Yesterday’s blog discussed the use of use cases to test a new OSS architecture. TM Forum’s eTOM is the go-to model for process mapping for OSS / BSS. Their process maps define multi-level standards (in terms of granularity of process mapping) to promote a level of process repeatability across the industry. Their clickable model allows you to drill down through the layers of interest to you (note that this is available for members only though).
In terms of quick smoke-testing an OSS stack though, I tend to use a simpler list of use cases for an 80/20 coverage:
- Service qualification (SQ)
- Adding new customers
- New customer orders (order handling)
- Changes to orders (adds / moves / changes / deletes / suspends / resumes)
- Logging an incident
- Running a report
- Creating a new product (for sale to customers)
- Tracking network health (which may include tracking of faults, performance, traffic engineering, QoS analysis, etc)
- Performing network intelligence (viewing inventory, capacity, tracing paths, sites, etc)
- Performing service intelligence (viewing service health, utilised resources, SLA threshold analysis, etc)
- Extracting configurations (eg network, device, product, customer or service configs)
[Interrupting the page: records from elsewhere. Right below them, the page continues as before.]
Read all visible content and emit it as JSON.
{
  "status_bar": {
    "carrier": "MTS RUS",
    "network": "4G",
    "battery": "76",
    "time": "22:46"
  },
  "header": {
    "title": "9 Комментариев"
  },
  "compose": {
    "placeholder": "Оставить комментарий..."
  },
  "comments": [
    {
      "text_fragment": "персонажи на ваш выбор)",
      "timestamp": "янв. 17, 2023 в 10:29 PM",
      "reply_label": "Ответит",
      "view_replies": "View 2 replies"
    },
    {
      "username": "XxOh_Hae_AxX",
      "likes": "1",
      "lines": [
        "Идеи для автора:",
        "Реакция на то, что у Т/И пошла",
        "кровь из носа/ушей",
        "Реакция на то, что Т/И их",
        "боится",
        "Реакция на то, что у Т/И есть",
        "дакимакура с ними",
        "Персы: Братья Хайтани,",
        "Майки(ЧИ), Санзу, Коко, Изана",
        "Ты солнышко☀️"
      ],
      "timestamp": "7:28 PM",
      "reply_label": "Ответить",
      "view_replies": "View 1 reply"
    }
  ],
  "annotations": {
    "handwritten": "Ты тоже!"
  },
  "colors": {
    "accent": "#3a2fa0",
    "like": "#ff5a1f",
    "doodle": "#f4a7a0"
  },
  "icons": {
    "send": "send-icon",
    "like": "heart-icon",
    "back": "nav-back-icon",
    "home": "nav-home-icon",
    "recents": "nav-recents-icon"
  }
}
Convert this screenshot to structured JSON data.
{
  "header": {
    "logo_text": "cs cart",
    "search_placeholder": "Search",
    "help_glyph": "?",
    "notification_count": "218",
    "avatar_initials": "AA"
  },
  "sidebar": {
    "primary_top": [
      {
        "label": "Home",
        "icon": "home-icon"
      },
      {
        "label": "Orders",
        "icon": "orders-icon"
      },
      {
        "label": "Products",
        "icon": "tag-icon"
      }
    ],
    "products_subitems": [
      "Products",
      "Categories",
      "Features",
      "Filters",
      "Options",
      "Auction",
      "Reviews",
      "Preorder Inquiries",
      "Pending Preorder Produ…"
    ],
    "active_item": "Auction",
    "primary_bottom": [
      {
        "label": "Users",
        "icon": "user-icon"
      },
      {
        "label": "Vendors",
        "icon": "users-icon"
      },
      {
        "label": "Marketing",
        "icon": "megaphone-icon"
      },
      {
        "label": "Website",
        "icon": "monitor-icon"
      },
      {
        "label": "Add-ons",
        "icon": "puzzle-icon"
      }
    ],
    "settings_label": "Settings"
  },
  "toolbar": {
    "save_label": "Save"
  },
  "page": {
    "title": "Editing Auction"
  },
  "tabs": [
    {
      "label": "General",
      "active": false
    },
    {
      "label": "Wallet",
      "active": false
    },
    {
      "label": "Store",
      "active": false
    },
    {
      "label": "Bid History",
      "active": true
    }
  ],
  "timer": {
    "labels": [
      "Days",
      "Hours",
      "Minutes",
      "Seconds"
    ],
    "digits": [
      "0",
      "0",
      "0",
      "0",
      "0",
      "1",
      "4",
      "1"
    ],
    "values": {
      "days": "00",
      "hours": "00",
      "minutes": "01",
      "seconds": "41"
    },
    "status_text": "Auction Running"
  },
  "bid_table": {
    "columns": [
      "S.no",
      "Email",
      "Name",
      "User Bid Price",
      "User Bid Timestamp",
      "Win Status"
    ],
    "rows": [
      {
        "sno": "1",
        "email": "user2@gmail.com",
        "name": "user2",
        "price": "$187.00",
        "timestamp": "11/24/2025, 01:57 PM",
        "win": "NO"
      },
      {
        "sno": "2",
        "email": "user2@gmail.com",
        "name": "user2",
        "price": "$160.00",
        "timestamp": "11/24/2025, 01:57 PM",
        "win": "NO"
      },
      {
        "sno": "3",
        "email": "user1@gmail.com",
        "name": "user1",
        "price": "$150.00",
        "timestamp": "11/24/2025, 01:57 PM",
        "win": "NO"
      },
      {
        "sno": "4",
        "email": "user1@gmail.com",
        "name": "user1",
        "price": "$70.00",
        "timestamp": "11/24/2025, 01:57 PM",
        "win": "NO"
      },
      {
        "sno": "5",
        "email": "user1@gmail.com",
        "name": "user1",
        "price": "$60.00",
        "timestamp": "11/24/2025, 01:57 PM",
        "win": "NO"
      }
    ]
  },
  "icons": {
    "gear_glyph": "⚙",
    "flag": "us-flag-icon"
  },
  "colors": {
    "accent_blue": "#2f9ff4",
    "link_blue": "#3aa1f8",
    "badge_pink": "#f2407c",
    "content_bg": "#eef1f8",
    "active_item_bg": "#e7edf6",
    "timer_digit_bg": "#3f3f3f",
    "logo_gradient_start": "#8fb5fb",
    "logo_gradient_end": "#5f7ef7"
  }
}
- Tracking customer interactions (and all internal / external events that may impact customer experience such as site visits, bills, etc)
- Running reports (of all sorts)
- Data imports
- Data exports
- Performing an enquiry (by a customer, for the purpose of sales, service health, parameters, etc)
- Bill creation
There are many more that may be required depending on what your OSS stack needs to deliver, but hopefully this is a starting point to help your own smoke tests.